Last week, when my wife went to the dermatologist to have a mole examined (it was nothing, thank God), he said that the moles she (and others) really needed to keep a watch on were the moles on her feet! Who knew?
Anyway, I have been thinking about feet, remembering how, when God called Abram to leave his father and homeland and work in Ur, to start with his wife Sarai toward a land and a future and a heritage they could not possibly imagine, God said, “Go, and I will show you…”
Abram could not wait for clarity before he mustered his courage. He could find the way ahead only by taking it. Abram did as he was commanded, of course, and Sarai too, and ever since their first obedient steps tired and calloused feet have been a sign and symbol of our faith—outward and visible expressions of hope and trust and grace.

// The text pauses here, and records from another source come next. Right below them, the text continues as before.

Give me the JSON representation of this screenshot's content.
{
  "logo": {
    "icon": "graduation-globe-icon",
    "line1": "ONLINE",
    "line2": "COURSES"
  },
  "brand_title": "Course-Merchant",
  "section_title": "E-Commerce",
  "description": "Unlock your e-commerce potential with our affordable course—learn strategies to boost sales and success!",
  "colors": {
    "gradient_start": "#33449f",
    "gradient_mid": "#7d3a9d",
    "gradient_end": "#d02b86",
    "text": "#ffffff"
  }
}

When Jesus called his disciples, whether by one’s or two’s, their feet took them away from home and family and work to traipse after him first in Galilee, then into Samaria (where few Jewish feet willfully ventured), and finally south into Judah and Jerusalem. Later, Jesus declared that with the Spirit’s help their feet would take them back to all the places they had been and to more besides—into all the world—and not just as his followers this time but as his representatives. Their thick-soled feet, as much as his ruined ones, would prove to be beautiful on account of the lengths to which they went to spread the Good News of the Gospel.
Used to, preachers would say if you want to know who you really are, as opposed to who you think you are, take a close look at your calendar and your checkbooks. In other words, look closely at how you spend your time and money. These days preachers should tell folk to check their BlackBerrys (lest they prove what many of their people already guess, that preachers and their counsel are behind the times, hopelessly obsolete).
Frederick Buechner suggests, on the other hand, that people to check their feet, not dermatologically but theologically. Want to know who you really are? What you really value? Just see where your feet take you in a day, or a week, or a lifetime.
3 comments:
I agree—paying attention to our feet could tell us a lot! Thanks for directing our attention to these underappreciated appendages. Here's a good blog about bare feet:
http://theprayinglife.wordpress.com/2010/07/26/barefoot/
Tom, I really enjoy your reflections. I used your 'decent image' story at a funeral recently. Hope you don't mind.
Ian- South Africa
Hey, Ian. I am so gratified! And Jack would be too! Thanks for reading.